Yemen's Huthi rebels announced a two-week pause in Red Sea operations Wednesday, after attacks against Saudi tankers last week prompted Riyadh to suspend oil shipments through a key waterway.
"The unilateral suspension of our naval operations is for a limited period," the rebels said in a statement released by their defence ministry.
The Huthis' Twitter and Facebook accounts said the suspension will last two weeks.
But "it can be renewed and expanded to other fronts if this initiative is well-received and reciprocated", the statement said.
The Huthis are fighting a Saudi-led military coalition that backs Yemen's government.
A spokesman for the coalition did not immediately respond to a written request for comment on the Huthis' unilateral truce.

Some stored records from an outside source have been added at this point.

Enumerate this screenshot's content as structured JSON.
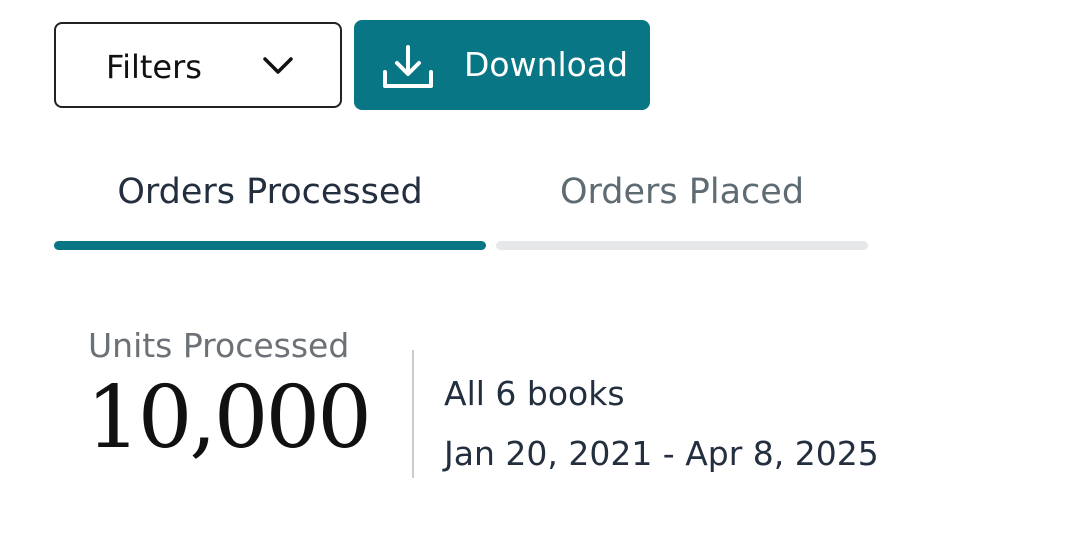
{
  "toolbar": {
    "filters_label": "Filters",
    "download_label": "Download",
    "accent_color": "#087684"
  },
  "tabs": [
    {
      "label": "Orders Processed",
      "active": true
    },
    {
      "label": "Orders Placed",
      "active": false
    }
  ],
  "summary": {
    "units_label": "Units Processed",
    "units_value": "10,000",
    "books": "All 6 books",
    "date_range": "Jan 20, 2021 - Apr 8, 2025"
  },
  "icons": {
    "filters_dropdown": "chevron-down-icon",
    "download": "download-icon"
  }
}
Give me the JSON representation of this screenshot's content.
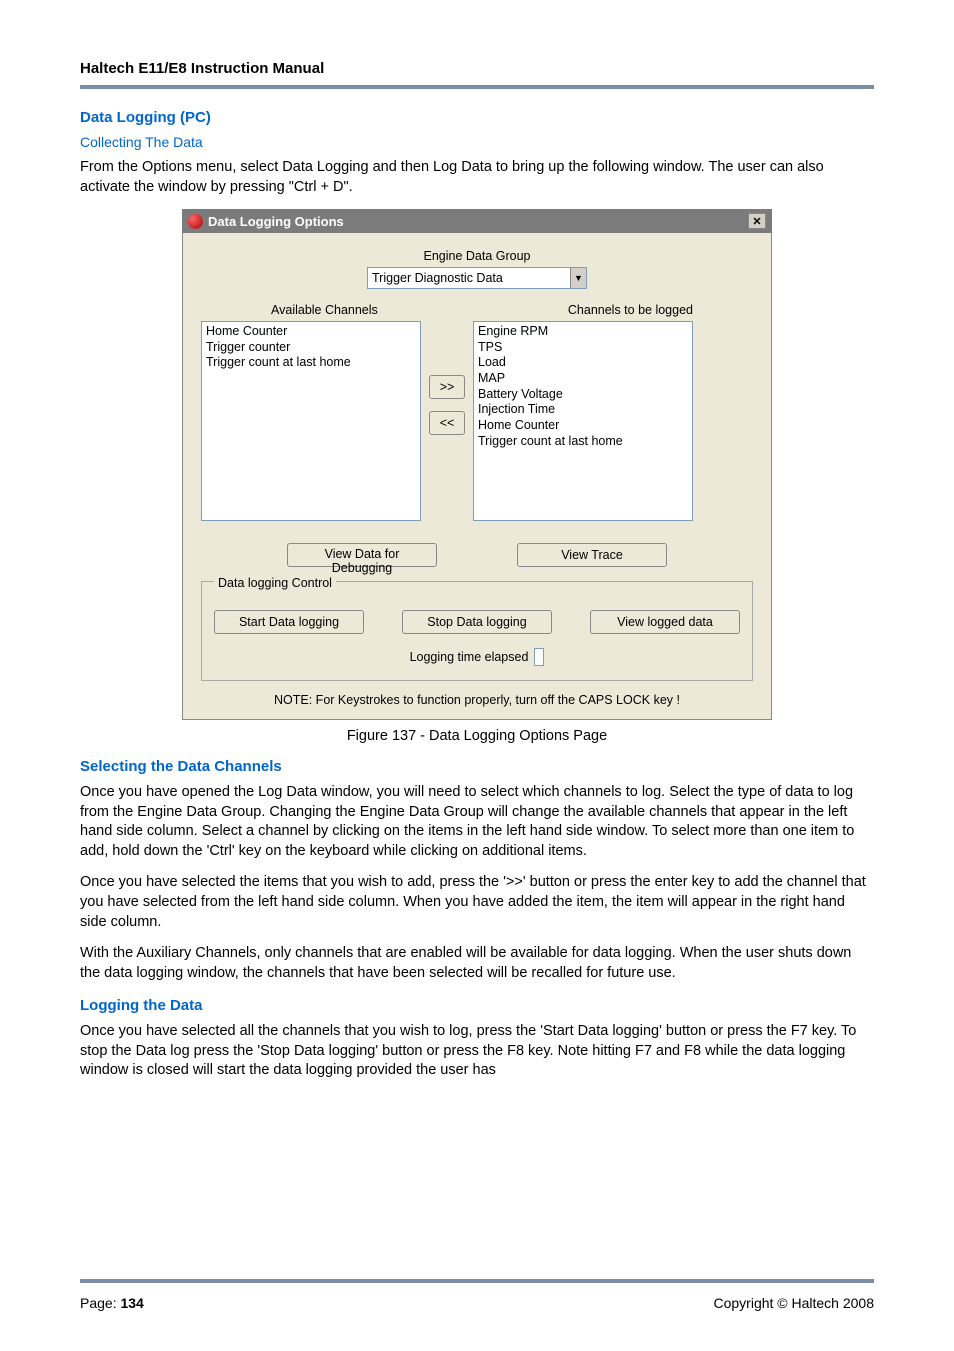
{
  "header": {
    "title": "Haltech E11/E8 Instruction Manual"
  },
  "sections": {
    "data_logging_pc": "Data Logging (PC)",
    "collecting_the_data": "Collecting The Data",
    "intro_para": "From the Options menu, select Data Logging and then Log Data to bring up the following window. The user can also activate the window by pressing \"Ctrl + D\".",
    "selecting_channels": "Selecting the Data Channels",
    "selecting_p1": "Once you have opened the Log Data window, you will need to select which channels to log. Select the type of data to log from the Engine Data Group. Changing the Engine Data Group will change the available channels that appear in the left hand side column. Select a channel by clicking on the items in the left hand side window. To select more than one item to add, hold down the 'Ctrl' key on the keyboard while clicking on additional items.",
    "selecting_p2": "Once you have selected the items that you wish to add, press the '>>' button or press the enter key to add the channel that you have selected from the left hand side column. When you have added the item, the item will appear in the right hand side column.",
    "selecting_p3": "With the Auxiliary Channels, only channels that are enabled will be available for data logging. When the user shuts down the data logging window, the channels that have been selected will be recalled for future use.",
    "logging_the_data": "Logging the Data",
    "logging_p1": "Once you have selected all the channels that you wish to log, press the 'Start Data logging' button or press the F7 key. To stop the Data log press the 'Stop Data logging' button or press the F8 key. Note hitting F7 and F8 while the data logging window is closed will start the data logging provided the user has"
  },
  "dialog": {
    "title": "Data Logging Options",
    "group_label": "Engine Data Group",
    "combo_value": "Trigger Diagnostic Data",
    "available_label": "Available Channels",
    "tolog_label": "Channels to be logged",
    "available_items": [
      "Home Counter",
      "Trigger counter",
      "Trigger count at last home"
    ],
    "logged_items": [
      "Engine RPM",
      "TPS",
      "Load",
      "MAP",
      "Battery Voltage",
      "Injection Time",
      "Home Counter",
      "Trigger count at last home"
    ],
    "add_btn": ">>",
    "remove_btn": "<<",
    "view_debug": "View Data for Debugging",
    "view_trace": "View Trace",
    "fieldset_legend": "Data logging Control",
    "start_btn": "Start Data logging",
    "stop_btn": "Stop Data logging",
    "view_logged": "View logged data",
    "elapsed_label": "Logging time elapsed",
    "note": "NOTE: For Keystrokes to function properly, turn off the CAPS LOCK key !"
  },
  "figure_caption": "Figure 137 - Data Logging Options Page",
  "footer": {
    "page_label": "Page:",
    "page_number": "134",
    "copyright": "Copyright © Haltech 2008"
  }
}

On July 26, Saudi Arabia said it was temporarily suspending oil shipments through the Bab al-Mandab Strait -- one of the world's busiest shipping lanes -- after two oil tankers operated by Saudi shipping group Bahri were attacked, slightly damaging one vessel.
The pro-Huthi Al-Masirah television said at the time that the rebels had targeted a Saudi warship named Al-Dammam, without providing further details.
The Huthis, allied with Saudi Arabia's regional arch-rival Iran, control Yemen's capital Sanaa and Hodeida port, the entry point for around three quarters of the impoverished country's imports.
The coalition on July 1 paused a ground offensive against Hodeida, in what coalition partner the UAE has described as a bid to give United Nations-led peace efforts a chance.
The head of the rebels' revolutionary council, Mohammed Ali al-Huthi, said Wednesday's offer of a temporary maritime truce came as "support for UN mediation and peace efforts".
UN envoy to Yemen Martin Griffiths has been pushing for a deal which envisions the rebels ceding control of Hodeida port to a UN-supervised committee.
Saudi Arabia and its allies joined Yemeni President Abedrabbo Mansour Hadi's fight against the Huthis in 2015.
Yemen's war has killed nearly 10,000 people and triggered what the UN calls the world's largest single humanitarian crisis, with more than eight million Yemenis at risk of starvation.